The mayor’s emphasis on downtown undermines the renaissance afoot in Seattle’s neighborhoods, where urban energy like expanded outdoor seating at local cafes and more pedestrian-oriented streets are becoming the norm. That energy is on the verge of moving Seattle away from its 30-year-old planning model that has stifled economic diversity in our neighborhoods. While density was once the third rail of politics, it was notable in 2021’s election cycle not only that moderators at every candidate forum included a question about citywide upzones, but that nearly every candidate signaled support.

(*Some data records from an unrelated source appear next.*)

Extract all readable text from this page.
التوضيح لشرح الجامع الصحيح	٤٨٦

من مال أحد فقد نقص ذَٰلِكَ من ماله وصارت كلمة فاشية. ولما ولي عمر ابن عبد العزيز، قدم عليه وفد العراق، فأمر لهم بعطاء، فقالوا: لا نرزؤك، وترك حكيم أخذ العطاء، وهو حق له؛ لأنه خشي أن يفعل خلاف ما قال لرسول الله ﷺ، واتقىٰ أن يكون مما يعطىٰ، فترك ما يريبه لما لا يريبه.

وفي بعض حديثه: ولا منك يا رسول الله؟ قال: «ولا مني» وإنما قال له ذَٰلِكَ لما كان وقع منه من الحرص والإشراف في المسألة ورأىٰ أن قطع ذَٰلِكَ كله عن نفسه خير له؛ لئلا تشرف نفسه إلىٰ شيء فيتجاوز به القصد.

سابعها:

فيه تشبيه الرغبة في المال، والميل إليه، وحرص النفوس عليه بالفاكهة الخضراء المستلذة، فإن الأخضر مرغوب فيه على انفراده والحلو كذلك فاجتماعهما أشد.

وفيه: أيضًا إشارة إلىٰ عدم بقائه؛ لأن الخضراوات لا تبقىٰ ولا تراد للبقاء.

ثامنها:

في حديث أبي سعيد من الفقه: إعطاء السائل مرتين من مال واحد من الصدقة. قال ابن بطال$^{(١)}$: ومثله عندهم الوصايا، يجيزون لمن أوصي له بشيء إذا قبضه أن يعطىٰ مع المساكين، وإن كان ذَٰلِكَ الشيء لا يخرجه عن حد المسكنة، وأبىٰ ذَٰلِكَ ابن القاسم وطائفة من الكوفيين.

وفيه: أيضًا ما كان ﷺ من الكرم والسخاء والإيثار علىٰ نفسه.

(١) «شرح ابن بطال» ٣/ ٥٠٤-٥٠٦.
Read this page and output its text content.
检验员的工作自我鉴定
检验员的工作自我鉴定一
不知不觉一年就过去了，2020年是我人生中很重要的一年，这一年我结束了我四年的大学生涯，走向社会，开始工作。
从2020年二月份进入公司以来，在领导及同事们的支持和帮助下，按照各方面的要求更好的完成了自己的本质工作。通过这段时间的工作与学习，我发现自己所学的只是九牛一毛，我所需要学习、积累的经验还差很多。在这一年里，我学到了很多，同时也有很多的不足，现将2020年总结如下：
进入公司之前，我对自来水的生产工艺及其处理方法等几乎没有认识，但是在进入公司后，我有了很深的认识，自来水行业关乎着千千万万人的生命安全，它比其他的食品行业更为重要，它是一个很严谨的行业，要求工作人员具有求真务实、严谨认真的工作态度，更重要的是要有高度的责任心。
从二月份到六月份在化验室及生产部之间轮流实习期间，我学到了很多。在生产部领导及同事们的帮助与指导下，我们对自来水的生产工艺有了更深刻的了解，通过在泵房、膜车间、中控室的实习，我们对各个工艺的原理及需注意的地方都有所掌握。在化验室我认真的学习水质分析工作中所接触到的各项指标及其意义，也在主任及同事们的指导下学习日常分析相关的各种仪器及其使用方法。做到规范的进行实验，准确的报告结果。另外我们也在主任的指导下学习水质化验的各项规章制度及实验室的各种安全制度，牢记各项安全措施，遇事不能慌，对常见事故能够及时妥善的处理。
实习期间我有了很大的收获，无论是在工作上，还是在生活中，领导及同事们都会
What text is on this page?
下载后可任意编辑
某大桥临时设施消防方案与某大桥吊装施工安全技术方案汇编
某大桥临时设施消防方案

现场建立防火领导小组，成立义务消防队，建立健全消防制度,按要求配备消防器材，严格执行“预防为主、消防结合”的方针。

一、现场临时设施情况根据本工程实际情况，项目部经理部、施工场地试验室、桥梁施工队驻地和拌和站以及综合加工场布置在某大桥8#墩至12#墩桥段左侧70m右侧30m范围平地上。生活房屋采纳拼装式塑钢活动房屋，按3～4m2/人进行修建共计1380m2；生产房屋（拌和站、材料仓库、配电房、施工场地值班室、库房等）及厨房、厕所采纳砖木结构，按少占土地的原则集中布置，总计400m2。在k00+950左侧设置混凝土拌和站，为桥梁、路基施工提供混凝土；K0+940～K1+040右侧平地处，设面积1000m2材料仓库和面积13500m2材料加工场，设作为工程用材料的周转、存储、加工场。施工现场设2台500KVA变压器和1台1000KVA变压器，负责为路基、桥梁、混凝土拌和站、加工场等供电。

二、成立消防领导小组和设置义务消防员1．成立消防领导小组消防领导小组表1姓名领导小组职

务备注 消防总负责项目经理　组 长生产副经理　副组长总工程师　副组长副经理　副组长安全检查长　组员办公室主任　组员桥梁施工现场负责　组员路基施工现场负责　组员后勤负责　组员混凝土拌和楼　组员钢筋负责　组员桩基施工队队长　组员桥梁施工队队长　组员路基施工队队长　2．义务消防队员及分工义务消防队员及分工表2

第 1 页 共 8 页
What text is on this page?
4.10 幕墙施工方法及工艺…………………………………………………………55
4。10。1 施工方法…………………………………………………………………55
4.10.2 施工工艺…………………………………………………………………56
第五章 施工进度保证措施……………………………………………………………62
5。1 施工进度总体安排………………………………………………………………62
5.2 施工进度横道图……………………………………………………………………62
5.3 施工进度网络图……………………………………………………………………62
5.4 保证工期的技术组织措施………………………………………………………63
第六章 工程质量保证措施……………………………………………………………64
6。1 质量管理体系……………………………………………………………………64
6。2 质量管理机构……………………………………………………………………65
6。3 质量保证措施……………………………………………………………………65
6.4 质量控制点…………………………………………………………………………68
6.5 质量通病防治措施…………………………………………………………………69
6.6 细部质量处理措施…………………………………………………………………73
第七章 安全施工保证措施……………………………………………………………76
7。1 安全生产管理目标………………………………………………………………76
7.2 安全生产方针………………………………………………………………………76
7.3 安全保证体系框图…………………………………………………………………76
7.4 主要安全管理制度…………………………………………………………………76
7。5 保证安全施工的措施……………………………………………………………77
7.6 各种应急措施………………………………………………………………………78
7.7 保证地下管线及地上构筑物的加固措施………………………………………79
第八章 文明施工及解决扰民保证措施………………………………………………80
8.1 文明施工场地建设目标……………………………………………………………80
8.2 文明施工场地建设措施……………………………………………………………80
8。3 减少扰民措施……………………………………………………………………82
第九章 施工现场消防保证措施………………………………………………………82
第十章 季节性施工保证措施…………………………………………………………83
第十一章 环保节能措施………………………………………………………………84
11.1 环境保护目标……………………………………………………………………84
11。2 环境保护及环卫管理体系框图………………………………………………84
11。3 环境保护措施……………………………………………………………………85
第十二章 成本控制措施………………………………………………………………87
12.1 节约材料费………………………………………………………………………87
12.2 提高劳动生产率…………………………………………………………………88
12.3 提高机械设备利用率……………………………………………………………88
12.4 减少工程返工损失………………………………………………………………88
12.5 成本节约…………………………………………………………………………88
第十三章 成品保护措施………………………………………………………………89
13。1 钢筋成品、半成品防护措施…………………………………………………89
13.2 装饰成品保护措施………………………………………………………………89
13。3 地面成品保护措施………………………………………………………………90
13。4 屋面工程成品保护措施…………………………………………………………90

Harrell said there is already enough “zoning capacity” in the city to house everyone who needs housing—another vintage ’90s argument that ignores the exclusionary reality on the ground.
In his speech last week, Harrell tied his urban hopes solely, and precariously, to downtown: “I am very pleased that employers like Amazon recognize coming back to work downtown is a great thing,” he said. The very next day the Washington Post hit with the reality check that employees themselves weren’t interested. And that same day, the Puget Sound Business Journal reported a 30 percent drop in demand for Seattle office space since January 2022, running a story about downtown occupancy that featured this alarming quote from a recent report on downtown commercial real estate: “There will be no great return. Seattle’s lights will not just turn back on again. We thought this in 2020 and we were wrong. Too much time has passed.”
Downtown is an important part of the city, but two emergent trends—the recent activation of Seattle’s other neighborhoods and the need to reimagine our downtown for a future with fewer office workers—suggest we need a more imaginative, beyond-downtown vision as opposed to the 1995 model that tries to sequester density and city life. As the affordable housing crisis persists, it’s disappointing that Mayor Harrell’s only reference to zoning changes in his speech was about creating more housing downtown (where zoning already allows residential housing, by the way). Simultaneously and sadly, he remained silent on the 75 percent of the city where multiplex housing remains illegal.